Rozwój Katowice - GKS Katowice. Mirosław Smyła: Taka droga musi dać GieKSie awans

- Współpraca między GKS-em Katowice a Rozwojem Katowice pomogłaby obydwu klubom - przekonuje Mirosław Smyła, trener beniaminka z Brynowa.

W tabeli pierwszej ligi GKS Katowice jest siódmy, Rozwój Katowice - przedostatni (ostatnie miejsce "zaklepał" już sobie Dolcan Ząbki, który wycofał się z rozgrywek). Paradoksalnie, większe rozczarowanie stanowi jednak ekipa z Bukowej.
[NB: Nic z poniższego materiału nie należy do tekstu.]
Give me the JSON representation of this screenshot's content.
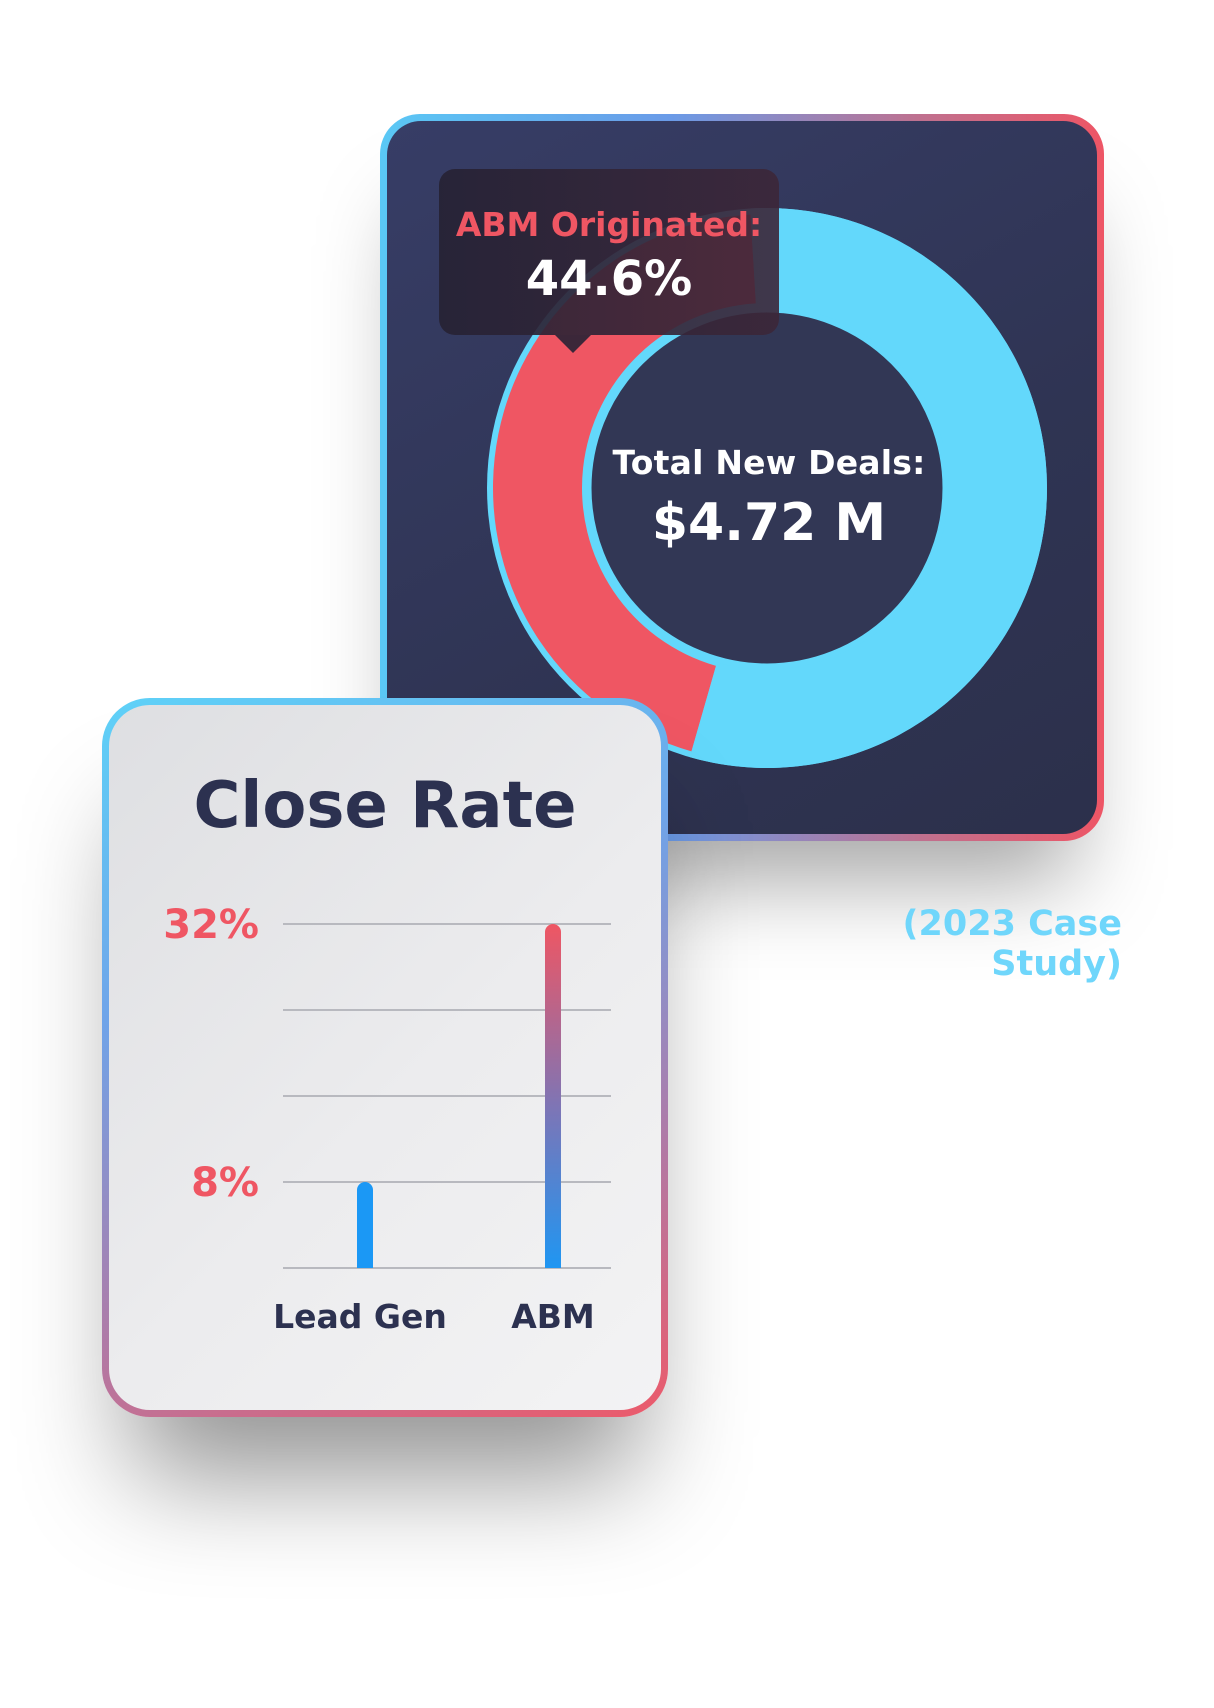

O ile bowiem ona swojego celu na ten sezon - awansu - już nie zrealizuje, o tyle Rozwój cały czas ma realne szanse na utrzymanie.

- Jeśli Jurkowi Brzęczkowi się zaufa, to przyjdą efekty. Droga systematyczności musi dać GKS-owi awans. Innego rozwiązania nie ma. Lekarstwa co tydzień przecież się nie zmienia, bo w przeciwnym razie żadne nie zadziała - tak sytuację w GieKSie widzi Mirosław Smyła, trener Rozwoju. O swoim zespole mówi natomiast tak: - Chcemy się utrzymać, ale czy się uda? Nie wiem. Bez względu na to, Rozwój też musi iść swoją, konkretną drogą.

Czyli jaką? Smyła przypomina pomysł współpracy między obydwoma katowickimi klubami. - Ona pomogłaby GieKSie awansować do Ekstraklasy, a Rozwojowi być dla niej solidnym zapleczem. Ci, którzy byliby jeszcze za słabi na ekstraklasowy GKS, mogliby przecież ogrywać się u nas - zauważa szkoleniowiec beniaminka.